I had no respect whatsoever for the creative works on either the painter or the novelist. ... I thought Beatrice Keedsler had joined hands with other old-fashioned storytellers to make people believe that life had leading characters, minor characters, significant details, insignificant details, that it had lessons to be learned, test to be passed, a beginning, a middle, and an end.
I am stunned at how much of himself Vonnegut puts into his books. He doesn't just wear his heart on his sleeve, he explains every bit of his feelings and emotions in his books. I feel honored to be invited into Vonnegut's world. (page 214-5)
As I approached my fiftieth birthday, I had become more and more enraged and mystified by the idiot decisions made by my countrymen. And then I had come suddenly to pity them, for I understood how innocent and natural it was for themt o behave so abominably, and with such abominable results: They were doing their best to live like people invented in storybooks. This was the reason Americans shot each other so often: It was a convenient literary device for ending short stories and books.
Why were so many Americans treated by their government as though their lives were as disposable as paper facial tissues? Because that was the way authors customarily treated bit-part players in their made-up tales.
And so on.
Once I understood what was making America such a dangerous, unhappy nation of people who had nothing to do with real life, I resolved to shun storytelling. I would write about life. Every person would be as important as every other. All facts would be given equal weightiness. Nothing would be left out.Let others bring order to chaos. I would bring chaos to order, instead, which I think I have done.
If all writers would do that, then perhaps citizens not in the literary trades will understand that there is no order in the word around us, that we must adapt ourselves to the requirements of chaos, instead.
It is hard to adapt to chaos, but it can be done. I am living proof of that: It can be done. - Again, Vonnegut writes...
As for myself: I had come to the conclusion that there was nothing sacred about myself or about any human being, that we are all machines, doomed to collide and collide and collide. For want of anything better to do, we became fans of collisions. Sometimes I wrote well about collisions, which meant I was a writing machine in good repair. Sometimes I wrote badly, which meant I was a writing machine in bad repair. I no more harbored sacredness than a Pontiac, a moustrap, or a South Bend Lathe.

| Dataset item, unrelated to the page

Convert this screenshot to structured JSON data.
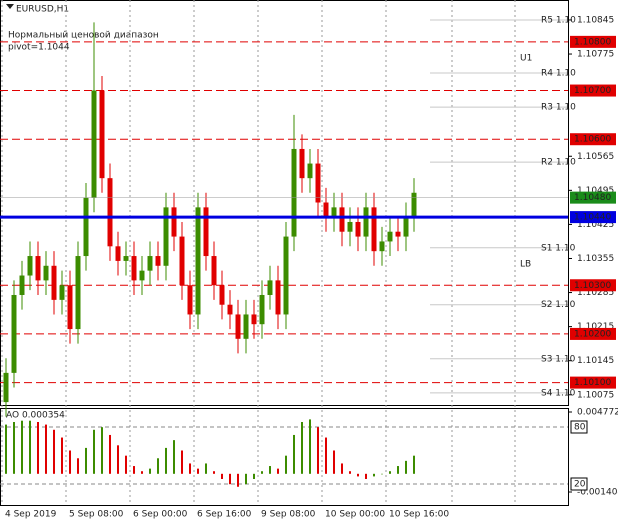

Again, heart on his sleeve all over the page, and very much in line with things that Vonnegut's books have been saying about the world and his characters. No one of us matters more than any other. This isn't hopeless to me; it's empowering. I am as important as any other person on the planet. I must be treated with the dignity - or with the same lack of dignity - that every other person deserves and gets. (page 225) - Apparently Vonnegut recognizes that he doesn't write female leads. It's not something that only Calen and I have noticed. Vonnegut's surrogate, Kilgore Trout, has only written one book with a female lead character. (page 238)
- Near the end of the book, Vonnegut explains his use of "and so on" or "and so it goes". He explains that every person, every character's story continues on beyond what he writes, that none of them start and end their time while they're characters in Vonnegut's books, so he writes 'and so on' because their story continues.
Luckily, it's an outstanding book along the way. It's an open, honest exploration of an author's thoughts about his world, his characters, and his works. One of the things that I - and so many people - love about Kurt Vonnegut is that there is no artifice in his works. He isn't hiding behind his works. Every word, every page, every story reveals something about himself, and we love him - and his books - for that honesty and openness.
I'm really curious to see where Vonnegut goes from here because his writing has been following a significant arc, and I'm not sure that the arc can continue from here. His writing has been getting more and more personal, more and more frustrated and dark along the way. At some point, there has to be a turn away from the darkness. If we continue in this direction, I'm not going to enjoy this trek nearly as much as I have so far.